A recent generative adversarial network (GAN) produced more coherent images using modified transformers that replaced fully connected layers with convolutional layers. A new GAN achieved a similar end using transformers in their original form.
What’s new: Yifan Jiang and collaborators at the University of Texas at Austin and the MIT-IBM Watson AI Lab unveiled TransGAN, a transformer-based GAN that doesn’t use any convolutions.
Key insight: Traditionally, GANs rely on convolutional neural networks, which integrate information in pixels far away from one another only in the later layers. The upshot could be an image of a person with two different eye colors or mismatched earrings. A GAN based on transformers, which use self-attention to determine relationships among various parts of an input, would learn relationships between pixels across an entire image from the get-go. That should enable it to produce more realistic images.
How it works: Like other GANs, TransGAN includes a generator (which, given a random input, generates a new image) and a discriminator (which, given an image, predicts whether or not it’s generated). Both components contain a sequence of transformer layers, each comprising a fully connected layer and a self-attention layer. The authors trained them simultaneously.
- Where a typical GAN’s generator uses convolutions to manipulate a two-dimensional representation, TransGAN uses transformers to manipulate a sequence and project it into a sequence of pixels. To cut the amount of computation required, the generator produces a small number of representations at the first layer and increases the number in subsequent layers.
- Convolutions typically focus on small, adjacent areas of an input to avoid unnaturally abrupt transitions. To encode similar smoothness without convolutions, TransGAN’s generator applied a mask during training that limited attention to neighboring parts of an image. The mask gradually enlarged until it covered the entire image.
- The discriminator receives an image divided into an 8x8 grid, which it converts into a sequence of 64 patches. The sequence passes through the transformer layers, ending with a linear layer that classifies the image.
Results: TransGAN set a new state of the art on the STL-10 dataset, which includes relatively few labeled examples and many unlabeled examples in a similar distribution. It achieved a Fréchet Inception Distance — a measure of the difference in distribution between generated images and training data (lower is better) — of 25.32 FID, compared to the previous state of the art’s 26.98 FID.
Yes, but: On the Celeb-A dataset of relatively high-res celebrity faces, TransGAN achieved a Fréchet Inception Distance of 12.23 FID versus HDCGAN, which is designed for higher-res output and scored 8.44 FID.
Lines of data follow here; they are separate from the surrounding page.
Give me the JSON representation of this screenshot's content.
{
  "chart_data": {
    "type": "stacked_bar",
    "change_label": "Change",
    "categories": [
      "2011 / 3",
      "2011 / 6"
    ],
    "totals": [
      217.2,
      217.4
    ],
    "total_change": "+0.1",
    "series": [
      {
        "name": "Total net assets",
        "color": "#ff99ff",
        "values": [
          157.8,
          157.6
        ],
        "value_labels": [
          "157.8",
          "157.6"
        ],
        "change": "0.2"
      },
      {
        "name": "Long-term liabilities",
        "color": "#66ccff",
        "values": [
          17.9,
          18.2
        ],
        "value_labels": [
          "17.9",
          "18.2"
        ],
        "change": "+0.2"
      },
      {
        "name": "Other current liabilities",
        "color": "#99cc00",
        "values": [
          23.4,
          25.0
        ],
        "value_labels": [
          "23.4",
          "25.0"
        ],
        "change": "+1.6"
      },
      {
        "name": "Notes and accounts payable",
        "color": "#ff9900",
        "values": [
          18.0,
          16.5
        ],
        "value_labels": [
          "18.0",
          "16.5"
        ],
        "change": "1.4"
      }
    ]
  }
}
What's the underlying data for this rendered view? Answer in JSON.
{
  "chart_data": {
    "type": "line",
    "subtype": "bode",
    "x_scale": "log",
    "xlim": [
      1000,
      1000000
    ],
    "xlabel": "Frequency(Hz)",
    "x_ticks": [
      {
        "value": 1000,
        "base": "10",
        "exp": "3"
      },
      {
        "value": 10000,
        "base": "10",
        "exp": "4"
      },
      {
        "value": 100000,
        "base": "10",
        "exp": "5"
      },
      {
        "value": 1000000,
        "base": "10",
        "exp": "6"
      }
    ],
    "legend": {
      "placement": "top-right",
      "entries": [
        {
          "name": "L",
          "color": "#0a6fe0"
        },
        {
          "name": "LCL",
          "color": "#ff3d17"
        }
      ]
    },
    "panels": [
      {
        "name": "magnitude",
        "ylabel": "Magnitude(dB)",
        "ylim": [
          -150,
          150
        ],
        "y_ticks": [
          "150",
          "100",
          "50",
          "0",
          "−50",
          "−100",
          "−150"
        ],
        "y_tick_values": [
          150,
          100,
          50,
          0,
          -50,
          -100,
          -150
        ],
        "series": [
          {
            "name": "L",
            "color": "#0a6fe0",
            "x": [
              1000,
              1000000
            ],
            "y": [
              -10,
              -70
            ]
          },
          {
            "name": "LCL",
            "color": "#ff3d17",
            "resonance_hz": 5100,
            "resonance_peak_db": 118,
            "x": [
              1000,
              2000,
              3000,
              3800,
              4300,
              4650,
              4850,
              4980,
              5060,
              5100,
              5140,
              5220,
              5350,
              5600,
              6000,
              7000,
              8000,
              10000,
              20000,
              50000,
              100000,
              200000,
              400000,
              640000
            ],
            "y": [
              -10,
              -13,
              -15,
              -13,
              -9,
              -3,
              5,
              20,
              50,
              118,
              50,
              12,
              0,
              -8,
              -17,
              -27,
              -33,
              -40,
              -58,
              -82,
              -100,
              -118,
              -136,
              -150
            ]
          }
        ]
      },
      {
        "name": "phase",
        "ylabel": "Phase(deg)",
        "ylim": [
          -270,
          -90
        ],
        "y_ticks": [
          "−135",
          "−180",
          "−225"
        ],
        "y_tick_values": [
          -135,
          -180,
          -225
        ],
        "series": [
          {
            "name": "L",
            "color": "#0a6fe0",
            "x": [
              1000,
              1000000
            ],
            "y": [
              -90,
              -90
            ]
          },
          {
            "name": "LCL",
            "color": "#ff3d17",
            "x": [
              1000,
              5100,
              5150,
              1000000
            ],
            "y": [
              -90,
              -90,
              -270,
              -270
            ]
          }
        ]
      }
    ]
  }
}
Why it matters: The transformer takeover continues! Meanwhile, TransGAN’s expanding training mask gives its output the smooth look of convolutions with better coherence across generated images. Maybe such purposeful training schedules can stand in for certain architectural choices.
We’re thinking: Transformers, with their roots in language processing, might answer the age-old question of how many words an image is worth.